Katharina Kastening zeigt Paderewskis bipolare Nationaloper Manru in Nancy. Doch die Produktion glättet den dialektischen Dualismus des Stücks allzu stark.
Von Roland H. Dippel
Alltägliche Begebenheit: Die Gefühle einer Ehe erkalten. Der Mann ist müde, die Frau leidet. Das zeigt Katharina Kastening in Gideon Daveys gegenwartsnahem Ambiente für Manru, die einzige Oper des Klaviervirtuosen und Komponisten Ignacy Jan Paderewski.

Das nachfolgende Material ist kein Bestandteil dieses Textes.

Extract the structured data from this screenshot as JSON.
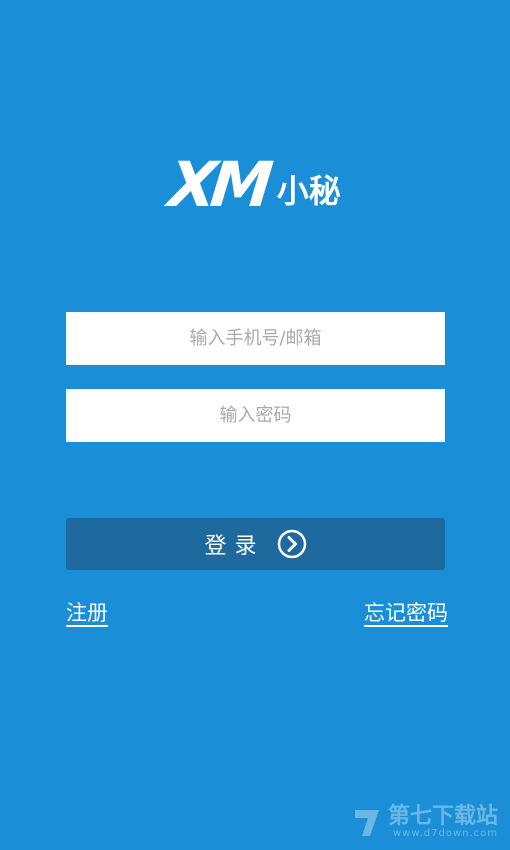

Dieser wurde 1919 zum ersten Ministerpräsidenten des soeben unabhängig gewordenen Staates Polen berufen und hatte mit dem 1901 an der Dresdner Oper mit Riesenerfolg uraufgeführten Manru eine klare pro-polnische Wirkungsabsicht. Das musikalische Bühnenwerk auf Alfred Nossigs Textbuch nach dem Roman Die Hütte am Rand des Dorfes von Józef Ignacy Kraszewski polarisierte bereits bei ihrer Uraufführung, der schnell eine Aufführung in polnischer Sprache im damals galizisch-österreichischen Lemberg folgte. Die Regisseurin Katharina Kastening hatte bei dieser in den letzten 50 Jahren nur in Polen gespielten Oper die löbliche Absicht, alles richtig zu machen. Aber gerade das schrumpfte in der Koproduktion der Bühnen Halle und der Opéra national de Lorraine die thematisierten Konflikte.
Denn die Titelfigur Manru ist ein Sinti. Sein ganzes Leben bemüht er sich in einer ihn für unterlegen haltenden Dorfgemeinschaft, die seiner Volksgruppe zugeschriebenen Eigenschaften zu optimieren. Weil die Polin Olana sich für den Außenseiter als Ehemann und Vater ihres Kindes entscheidet, wird sie aus der sesshaften Gemeinschaft verstoßen. Das Paar lebt entwurzelt in ärmlichen Verhältnissen. Olana flößt Manru einen die entschwundene Sinnlichkeit reaktivierenden Trank ein. Doch Manru treibt es nach der letzten Liebesnacht der beiden zurück zu seiner Volksgemeinschaft. Olana stirbt. Der sie liebende Urok rächt sie, indem er Manru tötet.